5 Easy Ways to practice Mindfulness

Hi to everyone,

Since the age of 16 I have been fascinated by the workings of the mind. My interest led me to study Psychotherapy, Yoga, Nutrition and I’m now an avid student of Psychology at Derby University, having first studied psychology at the Open University receiving first class-honours in all modules (I say this not to brag but to give you trust that what I’m writing about is true and backed up by scientific research :-). My particular areas of interest are Mindfulness and Positive Psychology, as I believe therein lies the answer for those seeking true happiness in life. I can certainly testify to it changing my own life.

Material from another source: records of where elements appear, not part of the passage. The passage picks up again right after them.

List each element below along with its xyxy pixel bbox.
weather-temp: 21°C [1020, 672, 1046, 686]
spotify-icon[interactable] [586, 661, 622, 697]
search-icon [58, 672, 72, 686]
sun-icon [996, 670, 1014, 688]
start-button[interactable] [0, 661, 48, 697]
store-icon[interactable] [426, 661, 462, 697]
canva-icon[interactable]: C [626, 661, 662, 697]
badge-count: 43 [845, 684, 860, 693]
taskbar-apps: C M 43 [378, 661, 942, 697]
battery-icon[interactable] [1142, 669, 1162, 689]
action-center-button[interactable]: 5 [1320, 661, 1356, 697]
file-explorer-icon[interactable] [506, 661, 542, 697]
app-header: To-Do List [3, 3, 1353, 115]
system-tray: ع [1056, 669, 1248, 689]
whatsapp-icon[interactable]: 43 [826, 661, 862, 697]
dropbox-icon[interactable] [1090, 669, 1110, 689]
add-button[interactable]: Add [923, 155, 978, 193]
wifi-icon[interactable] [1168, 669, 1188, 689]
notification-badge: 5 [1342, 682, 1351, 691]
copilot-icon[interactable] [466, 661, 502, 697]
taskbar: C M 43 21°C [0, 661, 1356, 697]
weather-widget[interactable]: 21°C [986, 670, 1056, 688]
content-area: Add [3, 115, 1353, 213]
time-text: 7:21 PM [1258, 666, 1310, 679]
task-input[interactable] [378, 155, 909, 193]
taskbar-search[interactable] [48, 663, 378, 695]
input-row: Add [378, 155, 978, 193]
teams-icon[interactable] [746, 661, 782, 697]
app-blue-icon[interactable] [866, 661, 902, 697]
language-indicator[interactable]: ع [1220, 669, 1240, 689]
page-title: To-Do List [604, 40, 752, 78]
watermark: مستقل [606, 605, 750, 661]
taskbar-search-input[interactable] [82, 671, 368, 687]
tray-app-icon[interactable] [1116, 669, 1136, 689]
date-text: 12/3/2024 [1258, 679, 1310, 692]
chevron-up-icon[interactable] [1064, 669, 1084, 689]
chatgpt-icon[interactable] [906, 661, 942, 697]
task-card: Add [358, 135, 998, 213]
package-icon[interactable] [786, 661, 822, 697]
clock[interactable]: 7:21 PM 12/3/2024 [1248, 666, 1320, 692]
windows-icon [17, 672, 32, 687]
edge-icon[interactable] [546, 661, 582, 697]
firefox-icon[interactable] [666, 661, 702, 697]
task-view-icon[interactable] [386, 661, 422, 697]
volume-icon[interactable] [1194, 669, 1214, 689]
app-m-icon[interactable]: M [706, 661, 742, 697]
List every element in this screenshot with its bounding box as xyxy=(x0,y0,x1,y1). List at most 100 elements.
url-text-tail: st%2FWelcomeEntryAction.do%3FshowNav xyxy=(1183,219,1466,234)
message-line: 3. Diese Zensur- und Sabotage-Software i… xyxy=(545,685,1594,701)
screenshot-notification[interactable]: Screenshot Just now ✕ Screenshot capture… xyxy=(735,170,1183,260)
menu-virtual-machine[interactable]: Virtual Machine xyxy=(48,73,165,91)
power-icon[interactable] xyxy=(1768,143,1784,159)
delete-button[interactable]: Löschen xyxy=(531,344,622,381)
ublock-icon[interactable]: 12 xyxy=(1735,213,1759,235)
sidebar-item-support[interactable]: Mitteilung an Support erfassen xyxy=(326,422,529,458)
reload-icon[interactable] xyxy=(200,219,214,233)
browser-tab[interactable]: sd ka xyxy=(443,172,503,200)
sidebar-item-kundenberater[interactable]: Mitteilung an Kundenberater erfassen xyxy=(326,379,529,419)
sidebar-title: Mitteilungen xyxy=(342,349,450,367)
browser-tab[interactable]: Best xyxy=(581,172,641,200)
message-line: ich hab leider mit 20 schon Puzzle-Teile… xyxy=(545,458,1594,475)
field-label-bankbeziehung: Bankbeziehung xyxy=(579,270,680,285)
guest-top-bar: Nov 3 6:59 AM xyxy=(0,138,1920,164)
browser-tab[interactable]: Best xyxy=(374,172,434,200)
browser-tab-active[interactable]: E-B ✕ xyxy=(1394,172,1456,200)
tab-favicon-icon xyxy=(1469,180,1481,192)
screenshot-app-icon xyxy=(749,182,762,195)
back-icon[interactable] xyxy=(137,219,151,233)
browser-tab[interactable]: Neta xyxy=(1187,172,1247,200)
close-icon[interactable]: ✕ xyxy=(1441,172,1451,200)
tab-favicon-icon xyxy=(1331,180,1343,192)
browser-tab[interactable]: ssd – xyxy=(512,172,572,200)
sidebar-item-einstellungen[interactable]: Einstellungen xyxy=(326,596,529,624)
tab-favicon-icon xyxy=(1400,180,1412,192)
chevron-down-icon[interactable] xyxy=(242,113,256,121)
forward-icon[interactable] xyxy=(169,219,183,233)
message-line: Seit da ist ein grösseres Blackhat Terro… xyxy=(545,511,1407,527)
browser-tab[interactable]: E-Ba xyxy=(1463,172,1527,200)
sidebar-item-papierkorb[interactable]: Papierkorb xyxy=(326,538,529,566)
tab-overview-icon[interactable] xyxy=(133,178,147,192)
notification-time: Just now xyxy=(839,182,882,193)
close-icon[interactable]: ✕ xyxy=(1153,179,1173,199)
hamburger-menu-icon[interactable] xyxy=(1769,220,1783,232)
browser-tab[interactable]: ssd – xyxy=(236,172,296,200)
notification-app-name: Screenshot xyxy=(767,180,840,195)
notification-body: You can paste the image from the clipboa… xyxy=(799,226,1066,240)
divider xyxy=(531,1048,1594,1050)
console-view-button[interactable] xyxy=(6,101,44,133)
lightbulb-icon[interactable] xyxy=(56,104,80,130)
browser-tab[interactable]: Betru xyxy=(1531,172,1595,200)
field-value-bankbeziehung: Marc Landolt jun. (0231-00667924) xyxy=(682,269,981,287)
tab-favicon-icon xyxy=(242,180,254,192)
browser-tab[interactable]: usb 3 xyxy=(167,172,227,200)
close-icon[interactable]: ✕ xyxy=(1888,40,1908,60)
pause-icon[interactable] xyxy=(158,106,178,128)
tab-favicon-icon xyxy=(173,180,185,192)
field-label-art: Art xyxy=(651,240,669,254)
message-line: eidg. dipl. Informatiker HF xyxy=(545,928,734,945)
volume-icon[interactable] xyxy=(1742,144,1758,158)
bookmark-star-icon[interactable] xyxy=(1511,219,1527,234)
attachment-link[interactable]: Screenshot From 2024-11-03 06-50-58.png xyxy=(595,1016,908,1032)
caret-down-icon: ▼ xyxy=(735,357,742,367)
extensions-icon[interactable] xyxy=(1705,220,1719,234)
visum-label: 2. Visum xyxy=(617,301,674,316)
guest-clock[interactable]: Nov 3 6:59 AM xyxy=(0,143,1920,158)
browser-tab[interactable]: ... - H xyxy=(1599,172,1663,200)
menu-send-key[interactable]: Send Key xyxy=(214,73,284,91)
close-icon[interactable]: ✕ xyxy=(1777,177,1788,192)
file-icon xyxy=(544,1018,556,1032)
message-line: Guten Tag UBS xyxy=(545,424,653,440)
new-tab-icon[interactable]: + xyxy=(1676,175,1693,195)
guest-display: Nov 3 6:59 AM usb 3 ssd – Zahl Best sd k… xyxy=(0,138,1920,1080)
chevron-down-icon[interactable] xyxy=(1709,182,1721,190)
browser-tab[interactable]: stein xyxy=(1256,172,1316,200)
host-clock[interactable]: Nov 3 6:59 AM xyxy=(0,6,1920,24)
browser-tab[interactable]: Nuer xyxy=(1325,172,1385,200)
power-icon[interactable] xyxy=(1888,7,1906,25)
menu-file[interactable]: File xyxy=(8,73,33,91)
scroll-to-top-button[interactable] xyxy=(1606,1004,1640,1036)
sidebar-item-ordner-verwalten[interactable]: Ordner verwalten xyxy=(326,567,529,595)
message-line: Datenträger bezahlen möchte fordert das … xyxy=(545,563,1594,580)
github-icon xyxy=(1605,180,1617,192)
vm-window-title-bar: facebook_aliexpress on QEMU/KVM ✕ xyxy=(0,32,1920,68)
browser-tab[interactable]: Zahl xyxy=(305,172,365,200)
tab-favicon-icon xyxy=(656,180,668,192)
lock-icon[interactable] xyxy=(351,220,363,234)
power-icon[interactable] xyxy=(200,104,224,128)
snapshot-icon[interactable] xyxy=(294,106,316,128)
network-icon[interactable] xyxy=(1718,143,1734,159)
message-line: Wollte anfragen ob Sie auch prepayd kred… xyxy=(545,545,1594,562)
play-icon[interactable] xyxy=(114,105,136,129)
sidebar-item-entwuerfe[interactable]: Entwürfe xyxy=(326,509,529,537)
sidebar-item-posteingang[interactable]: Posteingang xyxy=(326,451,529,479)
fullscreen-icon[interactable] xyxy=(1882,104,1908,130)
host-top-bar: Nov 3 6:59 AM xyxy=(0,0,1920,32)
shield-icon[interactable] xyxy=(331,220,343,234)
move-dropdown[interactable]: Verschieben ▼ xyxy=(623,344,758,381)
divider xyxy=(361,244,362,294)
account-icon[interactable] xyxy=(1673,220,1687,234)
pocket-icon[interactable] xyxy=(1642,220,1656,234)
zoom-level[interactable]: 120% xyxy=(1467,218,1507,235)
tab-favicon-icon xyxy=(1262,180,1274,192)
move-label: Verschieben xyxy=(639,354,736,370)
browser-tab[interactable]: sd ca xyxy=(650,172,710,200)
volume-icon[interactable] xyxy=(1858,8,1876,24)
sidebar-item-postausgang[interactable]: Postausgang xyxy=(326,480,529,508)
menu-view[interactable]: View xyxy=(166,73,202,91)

I’ve written a short article on how to get started on the practice of Mindfulness which you can read below. One important thing to note as you begin your practice of Mindfulness is that at first you will only be able to stay in the present moment for seconds rather than minutes, something I eventually learned after I tried to “live in the present moment” for hours at a time. Needless to say those attempts failed miserably!!

So, I hope you find this article helpful as you begin your Mindfulness practice :

5 easy ways to practice Mindfulness

For the past twelve years in my Counselling and Psychotherapy practice I have introduced clients to the practice of Mindfulness. I am delighted that it is now recognised as a legitimate therapy in its own right, particularly as a stress-management tool. Mindfulness simply means living in the present moment.

Here are the five easiest ways to begin your Mindfulness practice, thus ensuring you can experience true relaxation instantly.

1) Focus on your breathing:

Your breath is with you 24/7. Therefore you can pay attention to your breathing at any time, day or night. You don’t have to do anything special, except to experience your breath in a mindful way. This means observing your breath as it enters and leaves your body. Anytime you feel stressed simply bring your attention back to your breathing, this takes attention away from troublesome thoughts, and watch then how quickly your natural relaxation re-appears.

2) Change your thinking:

While this may sound difficult it most definitely is not. Cognitive Behavioural Therapy (CBT) shows us that our thoughts are learned, and anything that is learned can be unlearned. Negative thinking is simply a habit that we reinforce every day, by thinking the same thoughts as we did yesterday. This is where Mindfulness is an excellent tool because as we take our attention off our thoughts by being mindful in the present moment, those troublesome thoughts dissolve through a lack of attention. We’ve approximately 60,000 thoughts per day but they happen one at a time. That means the task is much easier – there is only ever one thought at a time to be controlled.

3) Use the tools from Positive Psychology:

Positive Psychology is a new movement in psychology which investigates happiness, in particular how to be happier by experiencing a state of Flow. This state is simply one in which you are totally absorbed in doing something you really enjoy. Thoughts switch off and you are at one with whatever you are doing. Positive Psychology suggests picking one thing you love to do and notice as you are doing it, how much your mood lifts. Positive Psychology is evidence based and is currently used to successfully treat stress, anxiety and even depression.

4) Gratitude and Positive Thinking:

At any moment during the day observe your thoughts and your words. Is what you are thinking or talking about making you feel good or bad? For stress-management if it’s making you feel bad simply stop and put your attention elsewhere. Deliberately find something in your life you can be grateful for and put your attention onto that instead. Again, watch how your mood changes instantly.

5) Meditation practice:

Set aside five or ten minutes in the day to simply close your eyes and listen to some relaxation music. It doesn’t even have to be a relaxation cd, it could just be some easy listening music on the radio. Simply observe your thoughts as they float through your mind, and notice how if you don’t hold onto them they drift on by. With regular practice this becomes easier and easier.

So don’t delay, just pick one of these 5 mindfulness tools and begin your practice today.